The ring shouts and jumping dance numbers are vocal numbers accompanied by complex rhythmic hand clapping and/or drumming (with one featuring, in addition, a musical saw, an 'instrument' still found within the current tradition).  If the rhythms are exciting, so too, for the most part, the harmonies chosen by the participants.  Listen, for instance, to the tracks by the small female group led by Elizabeth Austin, and see if you don't get goosebumps.  And there, too, is that incredibly deep bass line, heard on the earlier 1935 set, and still prevalent at the date of Seigel and Stecher's activity during the 1960s.  Track 6 features what must be the very first recording by the legendary Frederick McQueen, a man lionised both among his peers and by outsiders such as Sam Charters (and even myself - see my enthusiasm for The day is so long and the wages so small elsewhere on this site).  His vocal is strong, as it needed to be to lead a group of similarly strong singers, and contains none of that personalised anguish heard on the Charters recordings, permitting us a rare insight into an evolving vocal style.

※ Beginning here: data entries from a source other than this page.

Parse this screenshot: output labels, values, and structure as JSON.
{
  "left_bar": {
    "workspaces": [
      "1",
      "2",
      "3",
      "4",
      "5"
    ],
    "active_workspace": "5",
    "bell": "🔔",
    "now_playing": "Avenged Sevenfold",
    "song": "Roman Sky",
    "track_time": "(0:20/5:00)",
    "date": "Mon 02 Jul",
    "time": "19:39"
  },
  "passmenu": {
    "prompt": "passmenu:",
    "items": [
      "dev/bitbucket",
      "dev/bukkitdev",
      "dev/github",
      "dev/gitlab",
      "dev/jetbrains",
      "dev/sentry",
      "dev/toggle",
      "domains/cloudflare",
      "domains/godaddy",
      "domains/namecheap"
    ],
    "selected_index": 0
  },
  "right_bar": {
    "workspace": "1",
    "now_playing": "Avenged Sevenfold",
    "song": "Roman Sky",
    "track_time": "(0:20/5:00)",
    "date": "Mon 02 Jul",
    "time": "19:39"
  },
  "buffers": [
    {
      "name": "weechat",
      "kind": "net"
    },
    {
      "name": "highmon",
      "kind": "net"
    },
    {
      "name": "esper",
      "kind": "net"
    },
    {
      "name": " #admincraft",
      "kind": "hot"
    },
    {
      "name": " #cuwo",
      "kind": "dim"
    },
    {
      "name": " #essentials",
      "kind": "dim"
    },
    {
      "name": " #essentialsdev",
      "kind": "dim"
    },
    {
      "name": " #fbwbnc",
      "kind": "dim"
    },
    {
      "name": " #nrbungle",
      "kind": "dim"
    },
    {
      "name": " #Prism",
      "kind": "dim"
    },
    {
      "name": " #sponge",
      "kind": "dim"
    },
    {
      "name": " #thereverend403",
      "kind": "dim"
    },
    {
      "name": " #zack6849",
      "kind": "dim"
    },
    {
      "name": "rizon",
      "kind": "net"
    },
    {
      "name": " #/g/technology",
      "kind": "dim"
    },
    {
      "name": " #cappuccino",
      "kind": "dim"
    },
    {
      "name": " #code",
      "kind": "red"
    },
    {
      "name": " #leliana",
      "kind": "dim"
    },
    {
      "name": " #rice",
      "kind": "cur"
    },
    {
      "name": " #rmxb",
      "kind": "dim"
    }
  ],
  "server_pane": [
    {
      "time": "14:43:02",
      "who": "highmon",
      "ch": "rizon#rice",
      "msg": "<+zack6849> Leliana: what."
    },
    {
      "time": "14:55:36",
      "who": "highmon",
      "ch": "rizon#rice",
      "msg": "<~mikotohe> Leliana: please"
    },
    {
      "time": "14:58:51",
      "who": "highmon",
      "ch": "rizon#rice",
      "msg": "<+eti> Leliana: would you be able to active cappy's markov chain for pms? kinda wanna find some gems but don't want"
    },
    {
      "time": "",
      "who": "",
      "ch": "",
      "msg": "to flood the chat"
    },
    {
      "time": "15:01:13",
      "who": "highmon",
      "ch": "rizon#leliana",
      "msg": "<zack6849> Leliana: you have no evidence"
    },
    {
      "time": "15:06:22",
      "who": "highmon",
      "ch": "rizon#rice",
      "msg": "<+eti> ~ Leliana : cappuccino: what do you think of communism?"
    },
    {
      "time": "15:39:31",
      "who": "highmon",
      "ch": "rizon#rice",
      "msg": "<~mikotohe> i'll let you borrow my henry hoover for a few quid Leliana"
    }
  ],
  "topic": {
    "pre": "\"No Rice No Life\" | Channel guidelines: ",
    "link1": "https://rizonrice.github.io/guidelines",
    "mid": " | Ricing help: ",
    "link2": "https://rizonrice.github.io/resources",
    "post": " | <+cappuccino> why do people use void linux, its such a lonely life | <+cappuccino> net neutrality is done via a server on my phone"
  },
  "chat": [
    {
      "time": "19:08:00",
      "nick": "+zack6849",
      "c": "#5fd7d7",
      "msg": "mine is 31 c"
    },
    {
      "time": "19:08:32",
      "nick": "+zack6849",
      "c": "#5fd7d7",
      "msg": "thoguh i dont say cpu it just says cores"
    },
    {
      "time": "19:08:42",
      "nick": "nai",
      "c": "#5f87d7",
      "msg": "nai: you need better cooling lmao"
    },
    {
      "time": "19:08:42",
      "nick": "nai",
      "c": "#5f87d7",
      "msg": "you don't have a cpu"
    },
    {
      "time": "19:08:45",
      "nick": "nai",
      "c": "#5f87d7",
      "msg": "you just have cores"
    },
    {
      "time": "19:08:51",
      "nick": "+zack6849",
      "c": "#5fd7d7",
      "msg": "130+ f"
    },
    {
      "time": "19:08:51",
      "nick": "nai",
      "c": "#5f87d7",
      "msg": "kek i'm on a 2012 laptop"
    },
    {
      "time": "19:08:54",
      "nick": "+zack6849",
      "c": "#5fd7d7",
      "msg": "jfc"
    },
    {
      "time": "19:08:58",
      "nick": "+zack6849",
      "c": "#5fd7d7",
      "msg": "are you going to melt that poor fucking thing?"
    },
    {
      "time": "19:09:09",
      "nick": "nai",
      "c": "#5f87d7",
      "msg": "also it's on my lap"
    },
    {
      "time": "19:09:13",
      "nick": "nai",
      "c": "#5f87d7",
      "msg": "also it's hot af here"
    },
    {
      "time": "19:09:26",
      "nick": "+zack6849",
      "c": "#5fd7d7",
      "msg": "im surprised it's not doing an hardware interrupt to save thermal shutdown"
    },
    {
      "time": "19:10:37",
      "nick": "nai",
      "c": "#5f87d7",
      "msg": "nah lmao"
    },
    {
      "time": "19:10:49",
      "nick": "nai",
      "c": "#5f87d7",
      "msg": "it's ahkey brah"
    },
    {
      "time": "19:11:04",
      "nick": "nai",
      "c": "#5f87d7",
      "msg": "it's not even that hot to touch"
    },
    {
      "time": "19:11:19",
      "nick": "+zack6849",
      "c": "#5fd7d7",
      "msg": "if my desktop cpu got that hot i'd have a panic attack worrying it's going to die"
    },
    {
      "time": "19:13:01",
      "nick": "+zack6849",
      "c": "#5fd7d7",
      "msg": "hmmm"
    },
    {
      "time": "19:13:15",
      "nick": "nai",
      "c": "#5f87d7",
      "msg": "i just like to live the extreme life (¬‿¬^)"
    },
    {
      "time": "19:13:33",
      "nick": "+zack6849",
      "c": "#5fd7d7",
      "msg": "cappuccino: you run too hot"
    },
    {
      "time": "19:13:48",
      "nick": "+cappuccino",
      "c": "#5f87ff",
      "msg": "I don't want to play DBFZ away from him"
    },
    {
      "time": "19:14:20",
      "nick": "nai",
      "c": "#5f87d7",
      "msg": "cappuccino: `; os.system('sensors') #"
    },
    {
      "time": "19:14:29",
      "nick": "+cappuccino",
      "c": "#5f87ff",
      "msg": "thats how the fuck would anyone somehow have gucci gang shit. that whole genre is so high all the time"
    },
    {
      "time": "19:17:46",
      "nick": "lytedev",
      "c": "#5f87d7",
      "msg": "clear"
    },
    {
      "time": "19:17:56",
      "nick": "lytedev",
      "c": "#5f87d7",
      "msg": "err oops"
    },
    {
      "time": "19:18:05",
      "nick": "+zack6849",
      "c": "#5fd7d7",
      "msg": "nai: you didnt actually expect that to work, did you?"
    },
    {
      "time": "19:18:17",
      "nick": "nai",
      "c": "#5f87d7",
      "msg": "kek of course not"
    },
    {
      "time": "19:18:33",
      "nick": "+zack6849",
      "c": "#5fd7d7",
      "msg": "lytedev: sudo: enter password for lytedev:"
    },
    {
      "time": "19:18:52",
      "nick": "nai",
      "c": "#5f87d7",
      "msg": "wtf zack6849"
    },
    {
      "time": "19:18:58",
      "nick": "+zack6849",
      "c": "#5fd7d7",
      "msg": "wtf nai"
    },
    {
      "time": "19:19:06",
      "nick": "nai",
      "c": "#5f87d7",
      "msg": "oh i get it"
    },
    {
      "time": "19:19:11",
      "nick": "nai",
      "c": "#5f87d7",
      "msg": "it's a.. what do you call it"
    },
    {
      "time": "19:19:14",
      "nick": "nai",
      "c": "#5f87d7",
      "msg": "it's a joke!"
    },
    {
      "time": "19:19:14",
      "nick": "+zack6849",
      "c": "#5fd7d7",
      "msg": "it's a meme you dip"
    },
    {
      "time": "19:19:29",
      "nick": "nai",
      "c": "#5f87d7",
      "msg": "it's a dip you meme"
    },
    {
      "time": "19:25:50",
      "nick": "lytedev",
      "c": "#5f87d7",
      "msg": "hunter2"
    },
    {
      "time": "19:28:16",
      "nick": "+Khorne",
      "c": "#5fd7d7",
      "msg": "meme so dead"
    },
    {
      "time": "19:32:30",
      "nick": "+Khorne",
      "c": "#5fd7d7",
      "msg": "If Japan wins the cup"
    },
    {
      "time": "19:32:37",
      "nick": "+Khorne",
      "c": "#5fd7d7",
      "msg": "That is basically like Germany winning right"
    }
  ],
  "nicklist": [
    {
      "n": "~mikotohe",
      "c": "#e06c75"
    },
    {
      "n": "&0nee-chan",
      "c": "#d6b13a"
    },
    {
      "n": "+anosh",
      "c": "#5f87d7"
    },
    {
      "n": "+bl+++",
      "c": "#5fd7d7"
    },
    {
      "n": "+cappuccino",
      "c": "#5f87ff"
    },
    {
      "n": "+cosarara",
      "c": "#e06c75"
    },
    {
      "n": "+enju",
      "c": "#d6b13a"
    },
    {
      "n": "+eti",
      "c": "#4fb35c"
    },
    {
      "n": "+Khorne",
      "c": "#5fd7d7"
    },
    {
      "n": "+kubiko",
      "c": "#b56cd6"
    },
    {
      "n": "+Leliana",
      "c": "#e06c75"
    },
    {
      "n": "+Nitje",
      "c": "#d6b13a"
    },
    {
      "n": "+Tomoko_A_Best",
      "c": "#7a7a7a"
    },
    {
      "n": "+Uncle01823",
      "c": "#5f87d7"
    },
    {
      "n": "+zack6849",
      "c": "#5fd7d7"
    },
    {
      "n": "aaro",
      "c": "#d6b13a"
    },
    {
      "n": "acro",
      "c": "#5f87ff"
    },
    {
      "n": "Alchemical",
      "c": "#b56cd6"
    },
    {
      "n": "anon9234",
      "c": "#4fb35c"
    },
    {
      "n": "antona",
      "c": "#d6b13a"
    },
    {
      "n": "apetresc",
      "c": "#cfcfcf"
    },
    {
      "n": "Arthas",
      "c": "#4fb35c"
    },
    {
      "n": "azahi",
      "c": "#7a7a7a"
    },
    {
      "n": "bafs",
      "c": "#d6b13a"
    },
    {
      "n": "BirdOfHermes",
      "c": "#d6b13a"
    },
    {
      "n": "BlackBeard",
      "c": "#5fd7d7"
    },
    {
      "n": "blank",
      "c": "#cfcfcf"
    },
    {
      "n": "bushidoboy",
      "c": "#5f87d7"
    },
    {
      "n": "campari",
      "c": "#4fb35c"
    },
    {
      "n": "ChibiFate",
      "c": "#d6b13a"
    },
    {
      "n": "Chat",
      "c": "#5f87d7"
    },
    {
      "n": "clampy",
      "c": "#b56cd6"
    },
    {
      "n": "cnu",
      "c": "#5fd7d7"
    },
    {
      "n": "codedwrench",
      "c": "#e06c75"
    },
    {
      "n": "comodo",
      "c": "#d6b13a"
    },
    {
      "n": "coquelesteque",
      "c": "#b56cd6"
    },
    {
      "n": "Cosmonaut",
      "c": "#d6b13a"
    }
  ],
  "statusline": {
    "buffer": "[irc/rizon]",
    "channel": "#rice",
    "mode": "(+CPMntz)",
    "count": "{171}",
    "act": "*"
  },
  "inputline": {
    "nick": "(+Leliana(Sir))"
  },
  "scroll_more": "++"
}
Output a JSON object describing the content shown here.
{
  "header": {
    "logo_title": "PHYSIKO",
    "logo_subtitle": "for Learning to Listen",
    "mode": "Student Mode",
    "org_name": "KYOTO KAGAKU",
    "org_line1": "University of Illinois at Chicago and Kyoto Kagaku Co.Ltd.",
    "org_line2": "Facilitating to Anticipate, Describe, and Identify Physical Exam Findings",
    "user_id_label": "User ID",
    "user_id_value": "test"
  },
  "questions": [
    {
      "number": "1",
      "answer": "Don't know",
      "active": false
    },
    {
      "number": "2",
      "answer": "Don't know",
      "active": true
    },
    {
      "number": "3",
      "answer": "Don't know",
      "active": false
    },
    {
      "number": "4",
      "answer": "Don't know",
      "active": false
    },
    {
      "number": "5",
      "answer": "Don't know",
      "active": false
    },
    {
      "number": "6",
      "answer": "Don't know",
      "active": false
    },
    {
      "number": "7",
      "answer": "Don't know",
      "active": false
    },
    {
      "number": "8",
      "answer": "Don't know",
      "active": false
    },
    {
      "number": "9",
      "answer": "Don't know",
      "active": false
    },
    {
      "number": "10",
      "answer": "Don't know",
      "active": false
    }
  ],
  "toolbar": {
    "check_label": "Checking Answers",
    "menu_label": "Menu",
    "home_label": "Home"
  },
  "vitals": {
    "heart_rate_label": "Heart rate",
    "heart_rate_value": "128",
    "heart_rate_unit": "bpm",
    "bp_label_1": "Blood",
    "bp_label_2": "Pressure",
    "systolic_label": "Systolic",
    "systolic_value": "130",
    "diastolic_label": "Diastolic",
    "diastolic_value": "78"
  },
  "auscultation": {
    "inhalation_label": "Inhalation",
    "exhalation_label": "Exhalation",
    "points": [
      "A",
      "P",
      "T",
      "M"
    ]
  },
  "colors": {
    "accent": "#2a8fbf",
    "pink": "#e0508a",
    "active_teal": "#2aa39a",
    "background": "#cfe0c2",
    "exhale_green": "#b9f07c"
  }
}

For this is not solo music, but communal call and response by leader and chorus mainly, but others are not afraid to join in with the leader where the words are known.  Many items are of the most basic form one, two or four lines repeated over and over, but with variations in rhythm and harmony which maintain the interest.  Within the traditional performance context, of course, the words become almost unnecessary, as function dominates form.  Tracks 11 through 13 append fascinating brief snatches of the drummer demonstrating some of his rhythmic techniques and patterns.

The photographs are evocative, with some taken contemporaneously with the recordings, during Lomax's 1935 field trip, and others depicting relevant, though undated scenes, drawn from the collection of Guy Droussart.  From the first of these sources come a number of portraits of both male and female, street scenes, and a particularly Turner-esque one depicting a group of small fishing boats in Nassau Harbour.

If I have one carp it is a minor one, having to do with some of the lyric transcriptions.  It would be a great man who claimed to be able to hear all the words through the deterioration of the original masters, and sung anyway with the thickest of regional accents.  On track 7, 'Oh, Tilla,' I hear not 'Tillin' in the cornfield,' but 'Do it in the cornfield'; and on 'Evalina' (track 12), 'Lookin' across the sun for me,' actually seems to me more like, 'My Lord [?safe] in Galilee.' But, as I say, an almost impossible task, so all you can do is pay your money and...

Only a small portion of this material has been commercially available before, and then only on an obscure Library of Congress album (AFLS 5 - issued first on shellac at 78 r.p.m., then subsequently on vinyl), where it sat with uneasy cultural ambivalence alongside Lomax-collected items from 'French Louisiana' and 'the Spanish Southwest.' For this issue, then, we ought to offer thanks and support (just buy it!).  But there is a wider picture to consider.  There are rumours that Rounder are cutting back on their output of more recent US field recordings, though not on the Lomax programme.  And if future releases prove to be only, say, half as good as this Bahamian volume we have good reason to be grateful.